對“民國三大文妖”的誤讀,一直持續至今依然存在。他們曾經光芒四射的思想,在歷史的珍寶庫中瀕于泯滅;他們那些散發異彩的學術著作,封存在故紙堆中蒙滿了灰塵。
時間的年輪運行到了21世紀,社會的寬容尺度大幅度提高了,性不再是千夫指的罪孽,討論性學似乎也開始變得時髦起來。對于淹沒在歷史深處的先行者,人們開始投注了更多的目光。
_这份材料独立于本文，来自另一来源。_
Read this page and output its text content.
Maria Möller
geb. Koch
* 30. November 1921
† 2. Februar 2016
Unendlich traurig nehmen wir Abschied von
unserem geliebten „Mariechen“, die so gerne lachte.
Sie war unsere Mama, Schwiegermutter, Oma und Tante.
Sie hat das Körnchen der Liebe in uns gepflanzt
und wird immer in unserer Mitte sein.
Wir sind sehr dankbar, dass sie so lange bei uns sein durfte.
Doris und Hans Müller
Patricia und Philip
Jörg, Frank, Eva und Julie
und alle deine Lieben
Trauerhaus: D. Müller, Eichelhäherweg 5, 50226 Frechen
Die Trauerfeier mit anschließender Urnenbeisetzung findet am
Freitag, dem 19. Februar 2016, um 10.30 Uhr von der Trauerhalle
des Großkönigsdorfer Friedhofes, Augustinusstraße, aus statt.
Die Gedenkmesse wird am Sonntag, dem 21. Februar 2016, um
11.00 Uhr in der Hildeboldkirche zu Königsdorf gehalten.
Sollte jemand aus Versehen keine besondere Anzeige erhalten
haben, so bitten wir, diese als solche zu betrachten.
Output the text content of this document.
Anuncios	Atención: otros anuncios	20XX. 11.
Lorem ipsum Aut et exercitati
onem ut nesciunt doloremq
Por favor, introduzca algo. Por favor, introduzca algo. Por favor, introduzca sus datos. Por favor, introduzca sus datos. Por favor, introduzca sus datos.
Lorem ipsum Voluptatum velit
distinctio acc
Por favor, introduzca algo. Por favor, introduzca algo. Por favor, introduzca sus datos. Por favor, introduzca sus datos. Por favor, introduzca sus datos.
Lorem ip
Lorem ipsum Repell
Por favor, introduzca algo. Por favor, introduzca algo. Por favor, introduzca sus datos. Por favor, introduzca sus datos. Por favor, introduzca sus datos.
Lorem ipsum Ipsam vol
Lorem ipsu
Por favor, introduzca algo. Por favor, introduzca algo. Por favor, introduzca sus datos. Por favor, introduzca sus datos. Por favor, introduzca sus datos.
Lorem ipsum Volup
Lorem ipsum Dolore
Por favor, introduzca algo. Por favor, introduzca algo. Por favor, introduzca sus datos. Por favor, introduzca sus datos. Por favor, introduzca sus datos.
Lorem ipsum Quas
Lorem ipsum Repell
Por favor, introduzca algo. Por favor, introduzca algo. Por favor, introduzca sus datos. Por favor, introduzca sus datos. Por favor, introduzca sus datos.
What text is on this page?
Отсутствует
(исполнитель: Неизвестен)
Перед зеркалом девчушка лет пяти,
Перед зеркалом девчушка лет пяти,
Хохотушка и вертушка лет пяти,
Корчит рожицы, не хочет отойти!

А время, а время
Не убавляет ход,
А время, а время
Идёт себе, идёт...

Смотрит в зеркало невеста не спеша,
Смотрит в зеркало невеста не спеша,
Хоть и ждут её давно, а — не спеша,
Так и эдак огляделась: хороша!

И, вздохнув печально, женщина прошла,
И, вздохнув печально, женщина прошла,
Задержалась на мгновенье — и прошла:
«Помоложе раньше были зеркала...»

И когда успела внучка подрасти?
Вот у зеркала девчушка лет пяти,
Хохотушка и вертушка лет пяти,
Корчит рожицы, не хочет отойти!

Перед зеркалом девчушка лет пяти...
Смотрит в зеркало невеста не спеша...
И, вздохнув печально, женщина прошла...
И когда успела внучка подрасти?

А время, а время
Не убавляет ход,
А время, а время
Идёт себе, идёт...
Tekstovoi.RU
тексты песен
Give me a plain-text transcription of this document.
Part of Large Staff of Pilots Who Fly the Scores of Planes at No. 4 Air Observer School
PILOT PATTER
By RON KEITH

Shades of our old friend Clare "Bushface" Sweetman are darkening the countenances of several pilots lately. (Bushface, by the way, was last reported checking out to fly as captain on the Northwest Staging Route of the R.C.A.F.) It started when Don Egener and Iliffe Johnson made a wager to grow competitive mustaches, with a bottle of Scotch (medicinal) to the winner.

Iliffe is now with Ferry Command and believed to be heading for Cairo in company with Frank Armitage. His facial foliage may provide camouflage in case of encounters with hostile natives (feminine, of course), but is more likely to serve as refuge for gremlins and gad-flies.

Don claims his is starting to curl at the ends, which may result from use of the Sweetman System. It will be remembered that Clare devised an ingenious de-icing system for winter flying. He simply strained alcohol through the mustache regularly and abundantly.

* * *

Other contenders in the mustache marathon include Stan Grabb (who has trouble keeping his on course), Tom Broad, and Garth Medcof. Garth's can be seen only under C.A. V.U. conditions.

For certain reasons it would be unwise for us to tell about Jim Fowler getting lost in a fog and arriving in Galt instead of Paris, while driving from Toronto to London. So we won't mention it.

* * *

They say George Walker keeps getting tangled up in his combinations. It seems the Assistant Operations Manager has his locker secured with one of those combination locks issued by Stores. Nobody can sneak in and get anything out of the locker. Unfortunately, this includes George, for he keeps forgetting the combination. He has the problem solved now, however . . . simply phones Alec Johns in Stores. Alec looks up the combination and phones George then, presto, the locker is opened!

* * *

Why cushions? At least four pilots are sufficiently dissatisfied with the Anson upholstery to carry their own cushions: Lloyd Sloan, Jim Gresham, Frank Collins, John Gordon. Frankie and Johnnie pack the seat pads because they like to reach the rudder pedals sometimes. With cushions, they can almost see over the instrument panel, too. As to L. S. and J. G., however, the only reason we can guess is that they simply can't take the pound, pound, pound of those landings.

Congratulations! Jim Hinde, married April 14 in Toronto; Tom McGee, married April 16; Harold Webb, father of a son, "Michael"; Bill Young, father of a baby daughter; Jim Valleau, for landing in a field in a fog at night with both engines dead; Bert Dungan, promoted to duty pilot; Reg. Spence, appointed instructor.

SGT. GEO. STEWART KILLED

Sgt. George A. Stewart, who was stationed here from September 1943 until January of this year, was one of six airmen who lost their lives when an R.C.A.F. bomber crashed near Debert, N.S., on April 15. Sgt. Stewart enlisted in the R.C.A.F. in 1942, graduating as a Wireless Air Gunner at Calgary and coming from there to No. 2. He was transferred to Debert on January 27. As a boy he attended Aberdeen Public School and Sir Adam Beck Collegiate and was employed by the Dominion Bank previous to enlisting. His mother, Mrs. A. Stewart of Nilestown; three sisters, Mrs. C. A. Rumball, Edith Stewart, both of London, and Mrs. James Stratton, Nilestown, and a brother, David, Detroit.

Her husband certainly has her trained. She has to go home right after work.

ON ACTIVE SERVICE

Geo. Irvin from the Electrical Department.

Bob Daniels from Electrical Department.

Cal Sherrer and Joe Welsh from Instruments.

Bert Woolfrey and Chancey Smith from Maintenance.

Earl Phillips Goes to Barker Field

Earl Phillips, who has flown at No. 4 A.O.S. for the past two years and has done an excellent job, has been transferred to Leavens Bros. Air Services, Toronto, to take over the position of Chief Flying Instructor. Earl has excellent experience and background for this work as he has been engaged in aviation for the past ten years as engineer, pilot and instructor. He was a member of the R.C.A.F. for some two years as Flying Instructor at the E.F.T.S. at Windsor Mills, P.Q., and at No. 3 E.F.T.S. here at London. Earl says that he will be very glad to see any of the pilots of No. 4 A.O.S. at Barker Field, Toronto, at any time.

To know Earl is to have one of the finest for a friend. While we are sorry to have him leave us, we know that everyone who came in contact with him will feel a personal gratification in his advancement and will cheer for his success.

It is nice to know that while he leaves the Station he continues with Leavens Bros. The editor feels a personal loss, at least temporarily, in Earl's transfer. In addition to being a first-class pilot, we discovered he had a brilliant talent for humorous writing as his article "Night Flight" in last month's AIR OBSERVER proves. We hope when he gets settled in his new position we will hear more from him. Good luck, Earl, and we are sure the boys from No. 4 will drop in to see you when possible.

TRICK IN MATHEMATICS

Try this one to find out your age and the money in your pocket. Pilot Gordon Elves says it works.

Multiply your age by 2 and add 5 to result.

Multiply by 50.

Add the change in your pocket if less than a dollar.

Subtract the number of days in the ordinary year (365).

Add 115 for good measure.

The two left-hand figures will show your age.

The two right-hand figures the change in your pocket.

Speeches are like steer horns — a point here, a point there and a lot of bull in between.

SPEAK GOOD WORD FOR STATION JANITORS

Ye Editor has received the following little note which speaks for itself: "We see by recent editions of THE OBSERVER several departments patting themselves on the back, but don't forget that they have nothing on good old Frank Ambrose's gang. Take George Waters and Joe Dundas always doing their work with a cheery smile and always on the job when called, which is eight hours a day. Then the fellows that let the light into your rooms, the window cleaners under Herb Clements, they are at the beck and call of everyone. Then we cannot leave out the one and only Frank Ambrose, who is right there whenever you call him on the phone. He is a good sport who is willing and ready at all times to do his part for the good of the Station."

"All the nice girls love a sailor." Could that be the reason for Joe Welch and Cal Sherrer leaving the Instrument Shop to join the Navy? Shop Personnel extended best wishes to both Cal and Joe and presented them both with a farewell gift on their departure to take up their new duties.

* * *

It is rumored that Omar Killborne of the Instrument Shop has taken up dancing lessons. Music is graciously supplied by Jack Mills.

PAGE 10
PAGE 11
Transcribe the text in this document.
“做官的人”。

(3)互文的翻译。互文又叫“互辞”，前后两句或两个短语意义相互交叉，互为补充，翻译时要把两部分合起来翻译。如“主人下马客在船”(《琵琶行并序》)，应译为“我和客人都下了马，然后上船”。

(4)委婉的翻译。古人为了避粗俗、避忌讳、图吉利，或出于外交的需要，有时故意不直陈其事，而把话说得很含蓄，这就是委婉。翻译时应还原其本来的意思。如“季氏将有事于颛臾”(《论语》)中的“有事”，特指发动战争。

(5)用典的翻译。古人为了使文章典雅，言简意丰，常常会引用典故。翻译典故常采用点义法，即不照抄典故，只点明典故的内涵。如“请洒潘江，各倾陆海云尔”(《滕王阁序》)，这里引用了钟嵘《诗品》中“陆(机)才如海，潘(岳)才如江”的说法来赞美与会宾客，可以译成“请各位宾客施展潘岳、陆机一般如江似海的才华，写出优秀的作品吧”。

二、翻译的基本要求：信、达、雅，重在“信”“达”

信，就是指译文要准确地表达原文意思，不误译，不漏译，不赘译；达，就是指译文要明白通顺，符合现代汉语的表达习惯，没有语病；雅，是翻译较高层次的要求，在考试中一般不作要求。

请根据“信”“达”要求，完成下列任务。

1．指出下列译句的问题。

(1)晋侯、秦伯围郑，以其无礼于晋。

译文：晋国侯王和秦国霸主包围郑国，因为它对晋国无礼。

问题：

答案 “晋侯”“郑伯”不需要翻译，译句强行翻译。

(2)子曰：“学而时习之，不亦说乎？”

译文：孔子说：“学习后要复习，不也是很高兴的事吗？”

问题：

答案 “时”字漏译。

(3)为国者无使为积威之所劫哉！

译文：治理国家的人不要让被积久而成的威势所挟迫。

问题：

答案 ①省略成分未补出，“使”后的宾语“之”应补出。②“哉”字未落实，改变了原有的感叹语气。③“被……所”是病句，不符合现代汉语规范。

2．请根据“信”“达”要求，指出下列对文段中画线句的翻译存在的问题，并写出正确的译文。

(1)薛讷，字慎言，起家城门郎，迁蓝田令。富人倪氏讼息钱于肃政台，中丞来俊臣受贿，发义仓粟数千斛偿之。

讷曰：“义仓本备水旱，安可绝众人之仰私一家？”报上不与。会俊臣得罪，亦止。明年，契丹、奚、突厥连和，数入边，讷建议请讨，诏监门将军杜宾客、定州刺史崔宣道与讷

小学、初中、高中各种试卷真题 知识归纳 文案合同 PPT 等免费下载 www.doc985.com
張競生的性學著作正在開禁解凍,其描寫個人性史情史的隨筆集《浮生漫談》在書店里熱銷,以往的誤讀不斷得到糾正;劉海粟則比張競生幸運許多,他的大師位置,很早就得到了社會的承認,估計這與他從事美術有關——盡管人們在“大師”前往往要加上“叛逆”二字,稱他是“叛逆大師”;而就在前不久,東方衛視制作的專題片《大師黎錦暉》首次熱播,即引起了社會的強烈反響,人們傳頌上世紀二三十年代便已如雷貫耳的那個名字,哼唱著那些膾炙人口的童謠和愛情歌曲,感嘆唏噓不已。
終于,我們有了機會,對三位聲名狼藉的大師作客觀評價。